En Texas, donde se originó el caso Plyler, el gobernador republicano Greg lleva tiempo abogando por que se reconsidere la decisión, alegando la insostenible carga fiscal que supone para los distritos locales. Las propuestas Oklahoma exigen una prueba de estatus para la matriculación, mientras que Indiana Idaho e Indiana los proyectos de ley Indiana en las comisiones antes de quedarse estancados. Incluso en Nueva Jersey, un estado de tendencia demócrata, los legisladores presentaron la «Ley Plyler» para imponer el pago de matrícula a los estudiantes indocumentados.

TENNESSEE PROPONE BILL NUEVO BILL LA PRES ICE LOS CAMPUS ESCOLARES DE TODO EL ESTADO

Los detractores de estas medidas suelen apelar a la compasión, argumentando que negar la educación perjudica a niños inocentes. Sin embargo, el verdadero perjuicio proviene de las políticas que fomentan la entrada ilegal al prometer servicios gratuitos, lo que perpetúa un ciclo de dependencia y agota los recursos destinados a los residentes legales.

Estados como Tennessee miles de millones en educación para fomentar las oportunidades, pero esa promesa se ve mermada cuando los fondos se reparten de forma más escasa para dar cabida a quienes eludieron el sistema. Anular la sentencia Plyler restablecería la equidad, permitiendo a los estados centrarse en sus propias comunidades sin tener que dar explicaciones.

Las implicaciones fiscales merecen toda nuestra atención. A nivel nacional, la educación de los estudiantes inmigrantes indocumentados cuesta miles de millones al año; las estimaciones varían según el estado, pero todas apuntan a una carga desproporcionada para los contribuyentes.

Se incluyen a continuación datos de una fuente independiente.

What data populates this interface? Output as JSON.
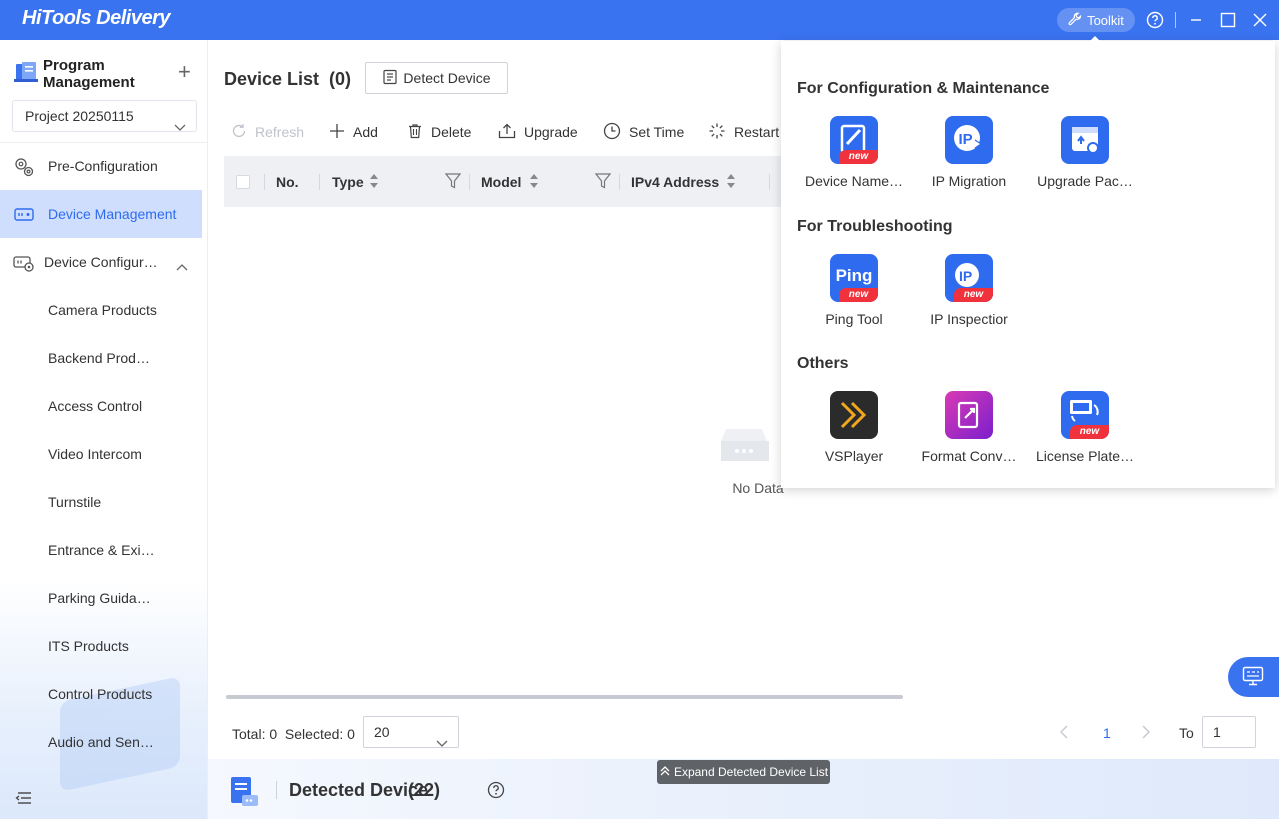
{
  "app": {
    "title": "HiTools Delivery"
  },
  "titlebar": {
    "toolkit_label": "Toolkit"
  },
  "sidebar": {
    "program_title": "Program Management",
    "project_select": "Project 20250115",
    "nav": [
      {
        "label": "Pre-Configuration",
        "icon": "gears-icon"
      },
      {
        "label": "Device Management",
        "icon": "device-icon"
      },
      {
        "label": "Device Configur…",
        "icon": "device-config-icon"
      }
    ],
    "sub_items": [
      "Camera Products",
      "Backend Prod…",
      "Access Control",
      "Video Intercom",
      "Turnstile",
      "Entrance & Exi…",
      "Parking Guida…",
      "ITS Products",
      "Control Products",
      "Audio and Sen…"
    ]
  },
  "main": {
    "title": "Device List",
    "count": "(0)",
    "detect_button": "Detect Device",
    "toolbar": {
      "refresh": "Refresh",
      "add": "Add",
      "delete": "Delete",
      "upgrade": "Upgrade",
      "set_time": "Set Time",
      "restart": "Restart"
    },
    "columns": [
      "No.",
      "Type",
      "Model",
      "IPv4 Address"
    ],
    "empty_text": "No Data",
    "footer": {
      "total": "Total: 0",
      "selected": "Selected: 0",
      "page_size": "20",
      "page": "1",
      "to_label": "To",
      "to_value": "1"
    },
    "detected": {
      "title": "Detected Device",
      "count": "(22)",
      "expand_label": "Expand Detected Device List"
    }
  },
  "toolkit": {
    "sections": [
      {
        "title": "For Configuration & Maintenance",
        "tools": [
          {
            "label": "Device Name…",
            "new": true,
            "icon": "device-name-icon"
          },
          {
            "label": "IP Migration",
            "new": false,
            "icon": "ip-migration-icon"
          },
          {
            "label": "Upgrade Pac…",
            "new": false,
            "icon": "upgrade-package-icon"
          }
        ]
      },
      {
        "title": "For Troubleshooting",
        "tools": [
          {
            "label": "Ping Tool",
            "new": true,
            "icon": "ping-icon"
          },
          {
            "label": "IP Inspectior",
            "new": true,
            "icon": "ip-inspection-icon"
          }
        ]
      },
      {
        "title": "Others",
        "tools": [
          {
            "label": "VSPlayer",
            "new": false,
            "icon": "vsplayer-icon"
          },
          {
            "label": "Format Conv…",
            "new": false,
            "icon": "format-convert-icon"
          },
          {
            "label": "License Plate…",
            "new": true,
            "icon": "license-plate-icon"
          }
        ]
      }
    ],
    "badge_text": "new",
    "ping_text": "Ping"
  },
  "colors": {
    "accent": "#3a73f0",
    "active_bg": "#cfdefc",
    "badge": "#f0323c"
  }
}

HAGA CLIC AQUÍ PARA MÁS OPINIONES DE FOX NEWS

Florida el crédito fiscal para educación de Trump Vídeo

La afluencia de alumnos satura las aulas, exige más profesores de inglés como segunda lengua y aumenta los gastos administrativos. Por el contrario, excluir a estos alumnos de la financiación con dinero de los contribuyentes liberaría recursos para reducir el tamaño de las clases, aumentar los salarios de los profesores y mejorar los programas para los alumnos matriculados legalmente. Los propietarios, hartos de las subidas anuales de impuestos para cubrir el aumento de la matrícula, por fin verían un respiro.

El caso Plyler agrava la inmigración ilegal al establecer la educación como un derecho, independientemente de la situación migratoria. El Tribunal Supremo podría poner fin a esta obligación y devolver el poder a los estados, que es donde corresponde.

HAZ CLIC AQUÍ PARA DESCARGAR LA APP DE FOX NEWS

Tennessee HB 793 Tennessee, aunque imperfecto, abre un debate necesario. Los legisladores deberían reforzarlo prohibiendo por completo la educación financiada con fondos públicos para los inmigrantes ilegales y, a continuación, defenderlo con firmeza ante los tribunales. La propuesta no solo protegería el dinero de los contribuyentes, sino que también disuadiría futuras entradas ilegales al eliminar un factor de atracción clave.

Los estadounidenses llevan demasiado tiempo esperando que se ponga fin a unas políticas que dan prioridad a los extranjeros frente a los ciudadanos. Ha llegado el momento de que el Tribunal Supremo revoque la sentencia del caso Plyler contra Doe y deje que los estados tracen su propio rumbo.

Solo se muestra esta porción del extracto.